Музыка всё лилась, но она отличалась от той, что играл Селестен в этой комнате. Это была жуткая, демоническая музыка, пронзающая душу, терзающая слух. Словно рыдало в каменном мешке приведение. Это была тёмная музыка, точно Авадон разверз свои бездны, и оттуда пролились боль и отчаяние грешников.
Музыка вдруг оборвалась на самой пронзительной ноте и больше не возобновилась. Должно быть, это мадам Кристи подошла к музыканту, и он уже поднимается по лестнице,
Ален в напряжении смотрел на дверь, ожидая, что она откроется. Но чайник не закипит, пока на него смотришь, — верна пословица. Дьюар ждал-ждал, но дверь всё не распахивалась. Тогда он отвёл взгляд от этой упрямой двери и, сцепив руки, стал смотреть на пальцы, считая белые точки на ногтях.
Тут раздался звук отворяющейся двери, и Ален поспешно вернул взгляд к ней, чтобы не пропустить момента, когда в проёме появится хрупкая фигура…
Фигура появилась. Но это — о жестокое разочарование! — был вовсе не Селестен, а мадам Кристи. Она остановилась на пороге с виноватым видом. Ален воскликнул:
— Где же он?
— Он сказал, что время ещё не пришло, и он зайдёт к вам тогда, когда сочтёт нужным.
— Так и сказал?
— Так и сказал.
Дьюару почему-то не верилось. Он растерянно заморгал.
— Это он играл?
— Да.
— Странная музыка…
— Я пойду, господин Дьюар?
— Конечно.

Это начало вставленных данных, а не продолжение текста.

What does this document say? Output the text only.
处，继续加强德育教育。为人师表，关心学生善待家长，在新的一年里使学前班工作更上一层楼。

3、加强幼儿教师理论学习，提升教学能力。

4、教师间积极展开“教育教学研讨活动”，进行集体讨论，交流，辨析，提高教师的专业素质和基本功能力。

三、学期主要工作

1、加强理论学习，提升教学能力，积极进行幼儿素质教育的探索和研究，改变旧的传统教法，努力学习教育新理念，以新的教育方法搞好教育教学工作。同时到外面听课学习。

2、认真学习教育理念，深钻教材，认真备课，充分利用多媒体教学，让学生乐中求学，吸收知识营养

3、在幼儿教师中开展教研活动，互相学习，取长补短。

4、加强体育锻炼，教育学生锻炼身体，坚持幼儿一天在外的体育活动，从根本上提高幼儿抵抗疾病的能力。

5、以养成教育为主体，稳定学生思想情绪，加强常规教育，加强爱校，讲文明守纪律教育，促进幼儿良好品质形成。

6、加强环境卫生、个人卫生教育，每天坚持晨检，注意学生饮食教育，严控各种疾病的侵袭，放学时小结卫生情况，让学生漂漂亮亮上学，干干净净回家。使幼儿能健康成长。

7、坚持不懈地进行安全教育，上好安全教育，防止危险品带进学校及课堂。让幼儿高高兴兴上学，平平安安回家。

У вас, наверняка, полно дел.
Ален остался один.
«Может, ему не понравилось, что я сравнил его с наркотиком? — размышлял мужчина. — Поэтому он так сухо ответил? Сочтёт нужным… Какой казённый тон! Наверное, обиделся, поэтому и музыку такую мрачную играл…»

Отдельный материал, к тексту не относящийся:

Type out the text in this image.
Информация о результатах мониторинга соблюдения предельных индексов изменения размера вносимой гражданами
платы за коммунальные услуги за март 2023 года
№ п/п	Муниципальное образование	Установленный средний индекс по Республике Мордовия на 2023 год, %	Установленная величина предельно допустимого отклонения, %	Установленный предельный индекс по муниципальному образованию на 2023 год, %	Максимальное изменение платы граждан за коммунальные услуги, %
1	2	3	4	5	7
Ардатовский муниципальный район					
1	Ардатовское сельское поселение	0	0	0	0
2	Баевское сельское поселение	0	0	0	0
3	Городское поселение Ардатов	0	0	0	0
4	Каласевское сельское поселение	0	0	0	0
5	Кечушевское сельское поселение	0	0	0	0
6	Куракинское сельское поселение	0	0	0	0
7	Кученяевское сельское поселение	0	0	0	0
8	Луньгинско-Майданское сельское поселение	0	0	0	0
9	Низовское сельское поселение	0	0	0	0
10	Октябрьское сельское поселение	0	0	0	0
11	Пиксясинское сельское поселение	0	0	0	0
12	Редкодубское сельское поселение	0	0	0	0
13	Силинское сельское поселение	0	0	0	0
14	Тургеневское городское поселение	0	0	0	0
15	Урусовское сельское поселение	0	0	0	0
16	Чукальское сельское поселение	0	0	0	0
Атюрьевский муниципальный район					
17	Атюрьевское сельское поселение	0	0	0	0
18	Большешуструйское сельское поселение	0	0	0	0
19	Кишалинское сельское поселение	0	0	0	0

Но потом ему подумалось: «Но что оскорбительного в таком сравнении? Может, он тоже ко мне не равнодушен и хочет это скрыть? По его лицу ничего нельзя понять. Может, он догадался о моих чувствах, и это его пугает? Да, это вполне возможно. Но я не могу не смотреть на него, не могу не восхищаться им. Что я могу с собой поделать?»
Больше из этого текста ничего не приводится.